Oysa Mehmet Ulusoy, ulusal kültürün kurucu ve yapısal ögelerinin Türk ruhu ve Türk Milleti olduğunu söylüyor ve Halkevlerini örnek veriyor. Sonra da şu önemli soruları soruyor:
-Ulusal kültür mü, mafya-tarikat kültürü mü?
-Ulusal kültür mü, postmodern emperyalist kültür mü?

Başka çözümlemeler de var bu kitapta, Ulusoy, Ahilik ve Ahi Evren konusunu da işliyor ve solun bir bölümünün ezberlerine dayalı bir değerlendirmeye değiniyor. Ahilik, kapitalist üretim biçiminin bir versiyonu değildir. Anadolu’ya özgüdür, özgündür, sömürü değil emek vardır temelinde, ahlak vardır. Sosyalizme bu dizgenin aykırı hiçbir yanı yoktur.

Nazım Hikmet’i bugün nasıl anlamalıyız, sorusunu da soruyor Mehmet Ulusoy ve bu arada Nazım’ın Süleymaniye camisine olan hayranlığını aktarıyor.
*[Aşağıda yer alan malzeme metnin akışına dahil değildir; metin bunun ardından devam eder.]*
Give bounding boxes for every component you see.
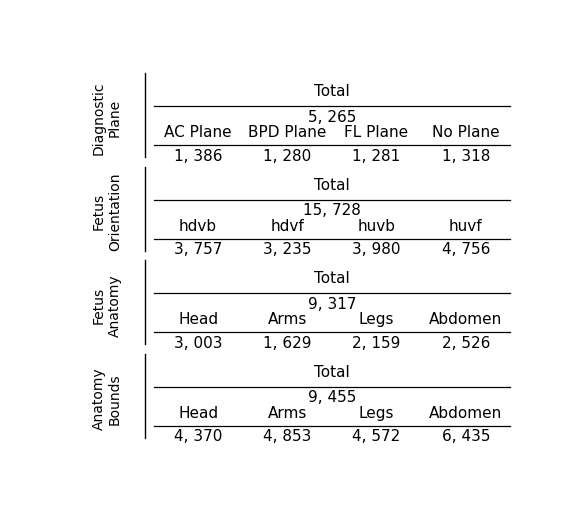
Text: Total: Total bbox=[314, 364, 350, 379]
Text: huvb: huvb bbox=[358, 218, 396, 233]
Text: 6, 435: 6, 435 bbox=[442, 428, 490, 443]
Text: Head: Head bbox=[178, 312, 218, 327]
Text: hdvb: hdvb bbox=[179, 218, 217, 233]
Text: 2, 159: 2, 159 bbox=[352, 335, 401, 350]
Text: Arms: Arms bbox=[268, 405, 307, 420]
Text: 1, 280: 1, 280 bbox=[263, 148, 312, 163]
Text: 3, 757: 3, 757 bbox=[174, 242, 223, 257]
Text: Total: Total bbox=[314, 84, 350, 99]
Text: 4, 572: 4, 572 bbox=[352, 428, 400, 443]
Text: 9, 455: 9, 455 bbox=[308, 389, 356, 405]
Text: Fetus
Anatomy: Fetus Anatomy bbox=[92, 273, 122, 336]
Text: Anatomy
Bounds: Anatomy Bounds bbox=[92, 367, 122, 429]
Text: 1, 281: 1, 281 bbox=[352, 148, 400, 163]
Text: FL Plane: FL Plane bbox=[344, 125, 408, 140]
Text: 2, 526: 2, 526 bbox=[442, 335, 490, 350]
Text: huvf: huvf bbox=[449, 218, 483, 233]
Text: 9, 317: 9, 317 bbox=[308, 296, 356, 311]
Text: Arms: Arms bbox=[268, 312, 307, 327]
Text: Diagnostic
Plane: Diagnostic Plane bbox=[92, 81, 122, 155]
Text: hdvf: hdvf bbox=[271, 218, 304, 233]
Text: Head: Head bbox=[178, 405, 218, 420]
Text: Abdomen: Abdomen bbox=[429, 405, 502, 420]
Text: 15, 728: 15, 728 bbox=[303, 203, 361, 218]
Text: 1, 386: 1, 386 bbox=[174, 148, 223, 163]
Text: 4, 853: 4, 853 bbox=[263, 428, 312, 443]
Text: No Plane: No Plane bbox=[432, 125, 499, 140]
Text: 1, 629: 1, 629 bbox=[263, 335, 312, 350]
Text: BPD Plane: BPD Plane bbox=[248, 125, 327, 140]
Text: 3, 235: 3, 235 bbox=[263, 242, 312, 257]
Text: AC Plane: AC Plane bbox=[164, 125, 232, 140]
Text: 5, 265: 5, 265 bbox=[308, 110, 356, 124]
Text: Fetus
Orientation: Fetus Orientation bbox=[92, 172, 122, 250]
Text: Abdomen: Abdomen bbox=[429, 312, 502, 327]
Text: 4, 756: 4, 756 bbox=[442, 242, 490, 257]
Text: 3, 980: 3, 980 bbox=[352, 242, 401, 257]
Text: Legs: Legs bbox=[359, 312, 394, 327]
Text: 3, 003: 3, 003 bbox=[174, 335, 223, 350]
Text: 1, 318: 1, 318 bbox=[442, 148, 490, 163]
Text: Total: Total bbox=[314, 271, 350, 286]
Text: Total: Total bbox=[314, 178, 350, 192]
Text: 4, 370: 4, 370 bbox=[174, 428, 223, 443]
Text: Legs: Legs bbox=[359, 405, 394, 420]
Nazım “Bence Süleymaniye o kadar da cami değildir” diyor ve şöyle devam ediyor: “Süleymaniye benim için, Türk halk dehasının; şeriat ve softa karanlığından kurtulmuş; hesaba, maddeye, hesapla maddenin ahengine dayanan en muazzam verimlerden biridir. Sinan’ın evi, maddenin ve aydınlığın mabedidir.  Ben ne zaman Sinan’ın Süleymaniye’sini hatırlasam Türk emekçisinin yaratıcılığına olan inancım artar. Kendimi feraha çıkmış hissederim…” 

Eh bunun üstüne daha ne denir ki? Ben de burada sözüme yekûn vurup, bu kitabı okuyun mutlaka, ufkunuz açılacak, doğru yönü bulacaksınız, diyorum son olarak.